Tensão à flor da pele 
Quando o nervosismo ou a tristeza passam dos limites, a pele é um dos órgãos que mais sofrem. "É comum que pessoas com distúrbios emocionais se cocem, arranquem cabelos e tentem, compulsivamente, espremer espinhas e cravos", exemplifica o dermatologista Roberto Azambuja, coordenador do Departamento de Psicodermatologia da Sociedade Brasileira de Dermatologia. A bagunça nos hormônios ainda faz a acne ficar frequente.


Leva e traz - As substâncias abaixo estão por trás do forte elo entre mente e corpo
Cortisol -   Reconhecido como um dos hormônios do estresse, é produzido nas glândulas suprarrenais, que ficam logo acima dos rins. Em situações normais, o cortisol prepara o corpo para casos de perigo e emergência, elevando a pressão arterial e a oferta de açúcar no sangue.

Adrenalina - Também secretada pelas suprarrenais, compõe o time dos hormônios estressantes. Convocada em momentos de emoções fortes, deixa o organismo pronto para tomar uma atitude. Para isso, acelera as batidas do coração, estreita os vasos sanguíneos e prepara os músculos para a ação.

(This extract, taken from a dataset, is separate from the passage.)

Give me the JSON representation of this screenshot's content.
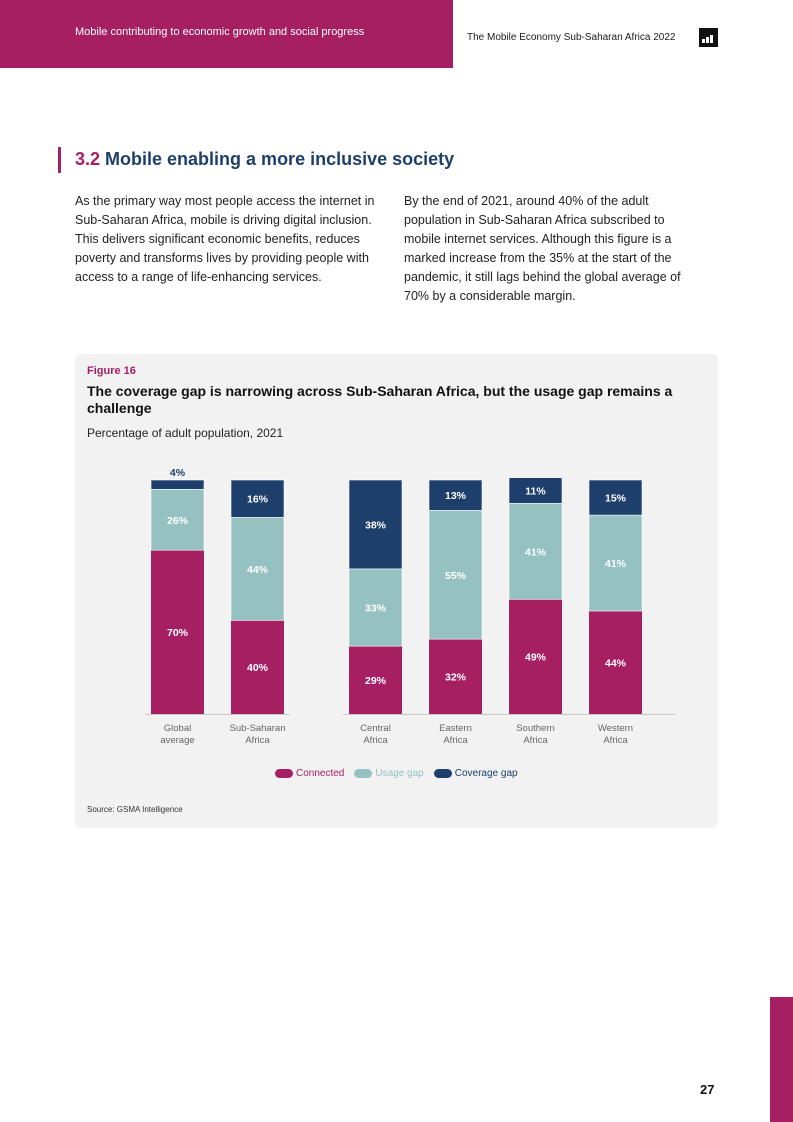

Noradrenalina - Fabricada nas glândulas que moram sobre os rins, tem influência direta no sono, no aproveitamento de nutrientes e no humor. Quando seus níveis estão equilibrados, contribui para que a pressão fique dentro dos conformes. Em períodos de tensão, o excesso da partícula está por trás da ansiedade.

Dopamina - Ela é recrutada pelo cérebro em situações prazerosas, que merecem ser repetidas. Na quantidade correta, a dopamina tem a função de regular o aprendizado, o desenvolvimento cognitivo, a memória e a qualidade do 
sono. A falta do neurotransmissor está relacionada à depressão e à doença de Parkinson.

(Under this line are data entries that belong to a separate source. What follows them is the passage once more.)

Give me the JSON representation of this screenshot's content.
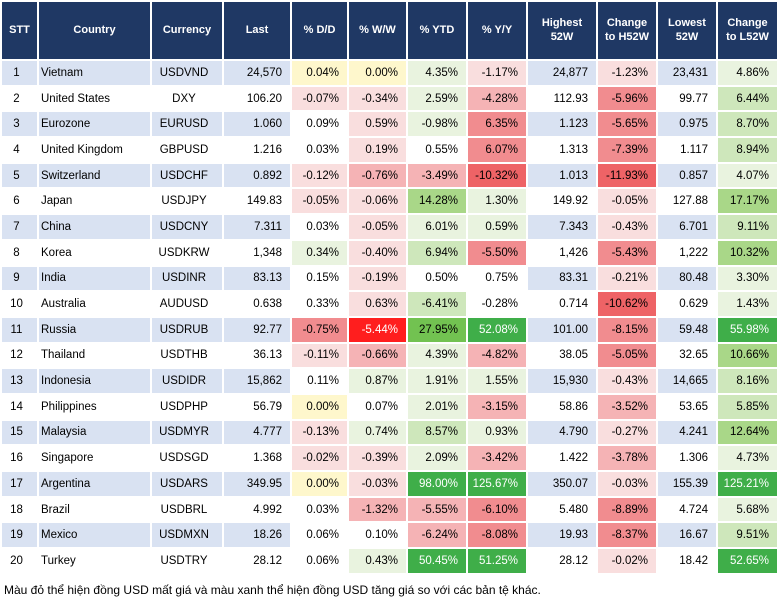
{
  "palette": {
    "header_bg": "#1F3864",
    "header_text": "#FFFFFF",
    "stripe_odd": "#D9E2F2",
    "stripe_even": "#FFFFFF",
    "body_text": "#000000",
    "heat": {
      "y": "#FEF7CC",
      "w": "#FFFFFF",
      "r1": "#F9DEDE",
      "r2": "#F5B3B5",
      "r3": "#F18C8F",
      "r4": "#EE6366",
      "r5": "#FF1E1E",
      "g1": "#E9F3DF",
      "g2": "#CEE7BB",
      "g3": "#A9D788",
      "g4": "#72C251",
      "g5": "#3FAE49"
    },
    "light_text_tokens": [
      "r5",
      "g5"
    ]
  },
  "chart_data": {
    "type": "table",
    "columns": [
      "STT",
      "Country",
      "Currency",
      "Last",
      "% D/D",
      "% W/W",
      "% YTD",
      "% Y/Y",
      "Highest 52W",
      "Change to H52W",
      "Lowest 52W",
      "Change to L52W"
    ],
    "rows": [
      {
        "stt": "1",
        "country": "Vietnam",
        "currency": "USDVND",
        "last": "24,570",
        "dd": "0.04%",
        "ww": "0.00%",
        "ytd": "4.35%",
        "yy": "-1.17%",
        "high": "24,877",
        "chg_h": "-1.23%",
        "low": "23,431",
        "chg_l": "4.86%",
        "colors": {
          "dd": "y",
          "ww": "y",
          "ytd": "g1",
          "yy": "r1",
          "chg_h": "r1",
          "chg_l": "g1"
        }
      },
      {
        "stt": "2",
        "country": "United States",
        "currency": "DXY",
        "last": "106.20",
        "dd": "-0.07%",
        "ww": "-0.34%",
        "ytd": "2.59%",
        "yy": "-4.28%",
        "high": "112.93",
        "chg_h": "-5.96%",
        "low": "99.77",
        "chg_l": "6.44%",
        "colors": {
          "dd": "r1",
          "ww": "r1",
          "ytd": "g1",
          "yy": "r2",
          "chg_h": "r3",
          "chg_l": "g2"
        }
      },
      {
        "stt": "3",
        "country": "Eurozone",
        "currency": "EURUSD",
        "last": "1.060",
        "dd": "0.09%",
        "ww": "0.59%",
        "ytd": "-0.98%",
        "yy": "6.35%",
        "high": "1.123",
        "chg_h": "-5.65%",
        "low": "0.975",
        "chg_l": "8.70%",
        "colors": {
          "dd": "w",
          "ww": "r1",
          "ytd": "g1",
          "yy": "r3",
          "chg_h": "r3",
          "chg_l": "g2"
        }
      },
      {
        "stt": "4",
        "country": "United Kingdom",
        "currency": "GBPUSD",
        "last": "1.216",
        "dd": "0.03%",
        "ww": "0.19%",
        "ytd": "0.55%",
        "yy": "6.07%",
        "high": "1.313",
        "chg_h": "-7.39%",
        "low": "1.117",
        "chg_l": "8.94%",
        "colors": {
          "dd": "w",
          "ww": "r1",
          "ytd": "w",
          "yy": "r3",
          "chg_h": "r3",
          "chg_l": "g2"
        }
      },
      {
        "stt": "5",
        "country": "Switzerland",
        "currency": "USDCHF",
        "last": "0.892",
        "dd": "-0.12%",
        "ww": "-0.76%",
        "ytd": "-3.49%",
        "yy": "-10.32%",
        "high": "1.013",
        "chg_h": "-11.93%",
        "low": "0.857",
        "chg_l": "4.07%",
        "colors": {
          "dd": "r1",
          "ww": "r2",
          "ytd": "r2",
          "yy": "r4",
          "chg_h": "r4",
          "chg_l": "g1"
        }
      },
      {
        "stt": "6",
        "country": "Japan",
        "currency": "USDJPY",
        "last": "149.83",
        "dd": "-0.05%",
        "ww": "-0.06%",
        "ytd": "14.28%",
        "yy": "1.30%",
        "high": "149.92",
        "chg_h": "-0.05%",
        "low": "127.88",
        "chg_l": "17.17%",
        "colors": {
          "dd": "r1",
          "ww": "r1",
          "ytd": "g3",
          "yy": "g1",
          "chg_h": "r1",
          "chg_l": "g3"
        }
      },
      {
        "stt": "7",
        "country": "China",
        "currency": "USDCNY",
        "last": "7.311",
        "dd": "0.03%",
        "ww": "-0.05%",
        "ytd": "6.01%",
        "yy": "0.59%",
        "high": "7.343",
        "chg_h": "-0.43%",
        "low": "6.701",
        "chg_l": "9.11%",
        "colors": {
          "dd": "w",
          "ww": "r1",
          "ytd": "g1",
          "yy": "g1",
          "chg_h": "r1",
          "chg_l": "g2"
        }
      },
      {
        "stt": "8",
        "country": "Korea",
        "currency": "USDKRW",
        "last": "1,348",
        "dd": "0.34%",
        "ww": "-0.40%",
        "ytd": "6.94%",
        "yy": "-5.50%",
        "high": "1,426",
        "chg_h": "-5.43%",
        "low": "1,222",
        "chg_l": "10.32%",
        "colors": {
          "dd": "g1",
          "ww": "r1",
          "ytd": "g2",
          "yy": "r3",
          "chg_h": "r3",
          "chg_l": "g3"
        }
      },
      {
        "stt": "9",
        "country": "India",
        "currency": "USDINR",
        "last": "83.13",
        "dd": "0.15%",
        "ww": "-0.19%",
        "ytd": "0.50%",
        "yy": "0.75%",
        "high": "83.31",
        "chg_h": "-0.21%",
        "low": "80.48",
        "chg_l": "3.30%",
        "colors": {
          "dd": "w",
          "ww": "r1",
          "ytd": "w",
          "yy": "w",
          "chg_h": "r1",
          "chg_l": "g1"
        }
      },
      {
        "stt": "10",
        "country": "Australia",
        "currency": "AUDUSD",
        "last": "0.638",
        "dd": "0.33%",
        "ww": "0.63%",
        "ytd": "-6.41%",
        "yy": "-0.28%",
        "high": "0.714",
        "chg_h": "-10.62%",
        "low": "0.629",
        "chg_l": "1.43%",
        "colors": {
          "dd": "w",
          "ww": "r1",
          "ytd": "g2",
          "yy": "w",
          "chg_h": "r4",
          "chg_l": "g1"
        }
      },
      {
        "stt": "11",
        "country": "Russia",
        "currency": "USDRUB",
        "last": "92.77",
        "dd": "-0.75%",
        "ww": "-5.44%",
        "ytd": "27.95%",
        "yy": "52.08%",
        "high": "101.00",
        "chg_h": "-8.15%",
        "low": "59.48",
        "chg_l": "55.98%",
        "colors": {
          "dd": "r3",
          "ww": "r5",
          "ytd": "g4",
          "yy": "g5",
          "chg_h": "r3",
          "chg_l": "g5"
        }
      },
      {
        "stt": "12",
        "country": "Thailand",
        "currency": "USDTHB",
        "last": "36.13",
        "dd": "-0.11%",
        "ww": "-0.66%",
        "ytd": "4.39%",
        "yy": "-4.82%",
        "high": "38.05",
        "chg_h": "-5.05%",
        "low": "32.65",
        "chg_l": "10.66%",
        "colors": {
          "dd": "r1",
          "ww": "r2",
          "ytd": "g1",
          "yy": "r2",
          "chg_h": "r3",
          "chg_l": "g3"
        }
      },
      {
        "stt": "13",
        "country": "Indonesia",
        "currency": "USDIDR",
        "last": "15,862",
        "dd": "0.11%",
        "ww": "0.87%",
        "ytd": "1.91%",
        "yy": "1.55%",
        "high": "15,930",
        "chg_h": "-0.43%",
        "low": "14,665",
        "chg_l": "8.16%",
        "colors": {
          "dd": "w",
          "ww": "g1",
          "ytd": "g1",
          "yy": "g1",
          "chg_h": "r1",
          "chg_l": "g2"
        }
      },
      {
        "stt": "14",
        "country": "Philippines",
        "currency": "USDPHP",
        "last": "56.79",
        "dd": "0.00%",
        "ww": "0.07%",
        "ytd": "2.01%",
        "yy": "-3.15%",
        "high": "58.86",
        "chg_h": "-3.52%",
        "low": "53.65",
        "chg_l": "5.85%",
        "colors": {
          "dd": "y",
          "ww": "w",
          "ytd": "g1",
          "yy": "r2",
          "chg_h": "r2",
          "chg_l": "g2"
        }
      },
      {
        "stt": "15",
        "country": "Malaysia",
        "currency": "USDMYR",
        "last": "4.777",
        "dd": "-0.13%",
        "ww": "0.74%",
        "ytd": "8.57%",
        "yy": "0.93%",
        "high": "4.790",
        "chg_h": "-0.27%",
        "low": "4.241",
        "chg_l": "12.64%",
        "colors": {
          "dd": "r1",
          "ww": "g1",
          "ytd": "g2",
          "yy": "g1",
          "chg_h": "r1",
          "chg_l": "g3"
        }
      },
      {
        "stt": "16",
        "country": "Singapore",
        "currency": "USDSGD",
        "last": "1.368",
        "dd": "-0.02%",
        "ww": "-0.39%",
        "ytd": "2.09%",
        "yy": "-3.42%",
        "high": "1.422",
        "chg_h": "-3.78%",
        "low": "1.306",
        "chg_l": "4.73%",
        "colors": {
          "dd": "r1",
          "ww": "r1",
          "ytd": "g1",
          "yy": "r2",
          "chg_h": "r2",
          "chg_l": "g1"
        }
      },
      {
        "stt": "17",
        "country": "Argentina",
        "currency": "USDARS",
        "last": "349.95",
        "dd": "0.00%",
        "ww": "-0.03%",
        "ytd": "98.00%",
        "yy": "125.67%",
        "high": "350.07",
        "chg_h": "-0.03%",
        "low": "155.39",
        "chg_l": "125.21%",
        "colors": {
          "dd": "y",
          "ww": "r1",
          "ytd": "g5",
          "yy": "g5",
          "chg_h": "r1",
          "chg_l": "g5"
        }
      },
      {
        "stt": "18",
        "country": "Brazil",
        "currency": "USDBRL",
        "last": "4.992",
        "dd": "0.03%",
        "ww": "-1.32%",
        "ytd": "-5.55%",
        "yy": "-6.10%",
        "high": "5.480",
        "chg_h": "-8.89%",
        "low": "4.724",
        "chg_l": "5.68%",
        "colors": {
          "dd": "w",
          "ww": "r2",
          "ytd": "r2",
          "yy": "r3",
          "chg_h": "r3",
          "chg_l": "g1"
        }
      },
      {
        "stt": "19",
        "country": "Mexico",
        "currency": "USDMXN",
        "last": "18.26",
        "dd": "0.06%",
        "ww": "0.10%",
        "ytd": "-6.24%",
        "yy": "-8.08%",
        "high": "19.93",
        "chg_h": "-8.37%",
        "low": "16.67",
        "chg_l": "9.51%",
        "colors": {
          "dd": "w",
          "ww": "w",
          "ytd": "r2",
          "yy": "r3",
          "chg_h": "r3",
          "chg_l": "g2"
        }
      },
      {
        "stt": "20",
        "country": "Turkey",
        "currency": "USDTRY",
        "last": "28.12",
        "dd": "0.06%",
        "ww": "0.43%",
        "ytd": "50.45%",
        "yy": "51.25%",
        "high": "28.12",
        "chg_h": "-0.02%",
        "low": "18.42",
        "chg_l": "52.65%",
        "colors": {
          "dd": "w",
          "ww": "g1",
          "ytd": "g5",
          "yy": "g5",
          "chg_h": "r1",
          "chg_l": "g5"
        }
      }
    ]
  },
  "footer": {
    "note": "Màu đỏ thể hiện đồng USD mất giá và màu xanh thể hiện đồng USD tăng giá so với các bản tệ khác."
  }
}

Endorfina - Assim como a dopamina, traz a sensação de bem-estar. Sintetizado pela hipófise, na cabeça, o neurotransmissor é responsável por gerar sensações eufóricas, o que, por sua vez, atenua a tensão e até as dores físicas. Em taxas normais, fortalece o sistema imunológico e proporciona disposição para o corpo e a mente.